2.       He is no longer in Uganda, he is in the Congo. He hasn't been active in Uganda for 6 years, and the LRA is now only about 420 people large.
3.       The US was in Uganda before the Invisible Children people said anything, because Uganda has oil. Even if more troops are sent, it won't have anything to do with Kony because he's not there!
4.       The Ugandan military is involved in atrocities such as rape and torture. Invisible Children supports them, as well as military intervention- which can only lead to more violence, and the death of a number of the child soldiers.
5.       Invisible Children only gives 31% of donations to the people in Uganda. They use up the rest within the organization- which is hugely unethical.
6.      If they want the US government to take notice, there is no point in asking people outside the US to advocate the group and "make Kony famous"- the US government doesn't care if non-citizens are interested in an issue. It’s simply not their responsibility.

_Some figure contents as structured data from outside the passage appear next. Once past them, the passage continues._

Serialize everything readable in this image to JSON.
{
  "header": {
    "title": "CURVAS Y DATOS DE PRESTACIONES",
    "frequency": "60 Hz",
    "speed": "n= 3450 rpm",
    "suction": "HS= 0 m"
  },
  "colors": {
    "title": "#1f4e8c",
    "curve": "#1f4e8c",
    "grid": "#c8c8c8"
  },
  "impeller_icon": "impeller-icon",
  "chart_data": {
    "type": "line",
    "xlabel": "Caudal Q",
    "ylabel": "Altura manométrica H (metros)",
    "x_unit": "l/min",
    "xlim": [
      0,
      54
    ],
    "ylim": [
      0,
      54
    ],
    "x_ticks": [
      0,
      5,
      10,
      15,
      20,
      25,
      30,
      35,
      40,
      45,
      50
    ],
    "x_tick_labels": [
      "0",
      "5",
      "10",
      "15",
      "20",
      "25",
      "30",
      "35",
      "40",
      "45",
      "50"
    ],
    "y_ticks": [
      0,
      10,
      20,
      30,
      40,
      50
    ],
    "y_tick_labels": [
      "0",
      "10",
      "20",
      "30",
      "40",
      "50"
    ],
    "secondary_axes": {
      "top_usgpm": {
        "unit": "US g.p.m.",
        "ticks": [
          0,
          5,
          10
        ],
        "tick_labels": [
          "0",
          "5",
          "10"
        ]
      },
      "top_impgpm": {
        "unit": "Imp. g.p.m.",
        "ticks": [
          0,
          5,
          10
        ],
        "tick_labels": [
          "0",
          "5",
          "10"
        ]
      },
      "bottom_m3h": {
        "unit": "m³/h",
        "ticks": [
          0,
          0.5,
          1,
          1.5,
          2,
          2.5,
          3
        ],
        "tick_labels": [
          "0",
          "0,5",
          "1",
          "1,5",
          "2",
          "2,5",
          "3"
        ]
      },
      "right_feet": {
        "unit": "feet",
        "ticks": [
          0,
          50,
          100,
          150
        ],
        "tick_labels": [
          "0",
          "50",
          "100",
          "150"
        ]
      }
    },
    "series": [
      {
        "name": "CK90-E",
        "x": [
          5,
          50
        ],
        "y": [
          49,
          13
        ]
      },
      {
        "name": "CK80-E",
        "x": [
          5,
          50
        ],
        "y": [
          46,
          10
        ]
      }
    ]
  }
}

7.       This is a short interview with an ex-child soldier, who spoke to the press about how offended he is by the Kony 2012 Campaign for its failure to respect and communicate the gravity of the situation in Uganda:

I’ve been meaning to start a blog for a while, and though this isn’t the most original of entries, I thought it would be a good start. I’m really happy to see that people of my generation are interested in helping the world and stepping up to make changes, but the way to do so isn’t through coming up with cool activities and having fun while we’re at it. It's understandable that a video that is made to get to viewers emotionally has moved so many people, but the cool graphics and sad five year old don't legitimize everything said in the Kony 2012 video (they even got the geographical location of Uganda wrong). The LRA and Kony, as well as other domestic issues in Uganda are very serious, and cannot be solved by means of having fun, and making it about us instead of them. This video is all about the White Man's Burden- but remember, just because the mainstream in the US weren't aware of Kony and the LRA, the problem was never "invisible". Another reason why I'm a bit upset with Invisible Children is because it doesn't seem to respect the dignity of the people in Uganda who have lived and died through everything that has happened in the past two decades. Their trials were not invisible just because nobody was tweeting about them.

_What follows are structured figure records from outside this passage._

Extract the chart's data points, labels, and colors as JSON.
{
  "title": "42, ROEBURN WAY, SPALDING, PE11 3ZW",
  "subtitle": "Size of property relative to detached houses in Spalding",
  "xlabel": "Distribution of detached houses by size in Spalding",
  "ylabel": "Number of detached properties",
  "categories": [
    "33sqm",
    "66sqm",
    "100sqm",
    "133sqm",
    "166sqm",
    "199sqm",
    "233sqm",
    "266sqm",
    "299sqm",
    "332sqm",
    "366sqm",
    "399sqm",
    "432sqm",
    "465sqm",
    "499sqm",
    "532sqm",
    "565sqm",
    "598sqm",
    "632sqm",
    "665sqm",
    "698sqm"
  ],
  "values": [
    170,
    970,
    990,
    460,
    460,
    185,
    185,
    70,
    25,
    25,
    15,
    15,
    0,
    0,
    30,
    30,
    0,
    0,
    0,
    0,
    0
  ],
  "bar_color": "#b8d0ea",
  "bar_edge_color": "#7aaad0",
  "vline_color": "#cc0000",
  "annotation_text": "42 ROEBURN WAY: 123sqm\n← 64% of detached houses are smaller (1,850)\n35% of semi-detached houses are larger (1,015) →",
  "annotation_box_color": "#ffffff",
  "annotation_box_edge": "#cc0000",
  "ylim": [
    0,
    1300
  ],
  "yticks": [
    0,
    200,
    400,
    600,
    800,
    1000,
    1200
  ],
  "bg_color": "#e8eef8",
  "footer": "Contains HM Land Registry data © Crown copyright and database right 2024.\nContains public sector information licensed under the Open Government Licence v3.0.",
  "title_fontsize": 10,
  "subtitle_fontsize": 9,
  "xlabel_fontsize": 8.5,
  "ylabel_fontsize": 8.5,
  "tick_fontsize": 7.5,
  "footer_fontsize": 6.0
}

If we really want to take action, we have to find reliable charities, and put in real hard work- changing a profile picture on facebook and running around town laughing with friends while putting up posters really isn’t helping any of the kids who have suffered under Kony. If you really want to make a change, then really do something.  

Additional note: Please do let me know if you're aware of any facts I got wrong; I’ll be sure to research and update them.